The “Labor Question” Is About Life During and After Capitalism

Throughout American history, no matter the oscillations in politics, the economy, or class struggle, the “labor question” refuses to die.

A steelworker holds a sign as 8,000 members of the United Steelworkers’ Union met in Gary, Indiana, on June 22, 1952, to hear a speech by C10 President Philip Murray. (Bettmann / Getty Images)


The news is that the labor movement did not go away to die. It seemed like it had. Rumors of its death turned out to be premature however. Suddenly, strikes, organizing campaigns, boycotts, and living wage referenda and ordinances show up everywhere.

Polls say people like unions. The president says he likes unions.
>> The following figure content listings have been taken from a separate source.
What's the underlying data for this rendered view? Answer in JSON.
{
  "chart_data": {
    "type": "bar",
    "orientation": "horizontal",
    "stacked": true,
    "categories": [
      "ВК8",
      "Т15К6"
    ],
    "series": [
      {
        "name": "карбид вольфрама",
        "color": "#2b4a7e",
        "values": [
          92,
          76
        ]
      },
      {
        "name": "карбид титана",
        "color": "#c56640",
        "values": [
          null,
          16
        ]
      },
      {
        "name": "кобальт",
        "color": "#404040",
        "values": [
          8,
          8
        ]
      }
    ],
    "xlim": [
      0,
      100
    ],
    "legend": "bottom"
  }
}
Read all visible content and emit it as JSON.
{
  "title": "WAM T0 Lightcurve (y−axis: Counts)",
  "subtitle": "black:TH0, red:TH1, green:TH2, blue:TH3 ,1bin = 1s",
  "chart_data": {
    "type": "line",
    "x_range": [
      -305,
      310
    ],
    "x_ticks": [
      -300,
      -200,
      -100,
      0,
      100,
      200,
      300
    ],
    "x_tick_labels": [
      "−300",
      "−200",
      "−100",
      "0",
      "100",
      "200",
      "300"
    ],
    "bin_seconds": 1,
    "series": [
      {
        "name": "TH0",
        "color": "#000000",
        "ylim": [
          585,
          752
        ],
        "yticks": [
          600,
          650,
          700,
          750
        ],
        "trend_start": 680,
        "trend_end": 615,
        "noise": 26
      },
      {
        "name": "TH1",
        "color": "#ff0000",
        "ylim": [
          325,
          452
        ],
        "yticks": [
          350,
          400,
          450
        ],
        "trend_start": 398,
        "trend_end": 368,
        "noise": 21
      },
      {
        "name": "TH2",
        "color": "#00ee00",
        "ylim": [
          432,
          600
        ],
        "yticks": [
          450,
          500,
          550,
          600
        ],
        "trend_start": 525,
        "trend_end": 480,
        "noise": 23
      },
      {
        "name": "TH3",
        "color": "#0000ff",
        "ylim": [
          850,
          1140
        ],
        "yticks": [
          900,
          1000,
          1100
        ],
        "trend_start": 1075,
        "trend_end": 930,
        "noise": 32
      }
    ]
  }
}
More important, all sorts of workers — baristas, warehouse-order pickers, journalists, schoolteachers, museum curators, techies, professors and their graduate students, coal miners, railroad engineers, nurses, pilots, stewards and stewardesses, fast-food servers, bank tellers, hospitality and hospital employees, people at work in virtually every sector of the economy — are summoning up the courage, the ingenuity, and the perseverance to challenge the absolutism that the employing class has exercised over the workplace for quite some time.

Democracy may have been in jeopardy during the recent midterm elections. Democracy at work, meanwhile, is practically an oxymoron and has been for decades. Few noticed, until now.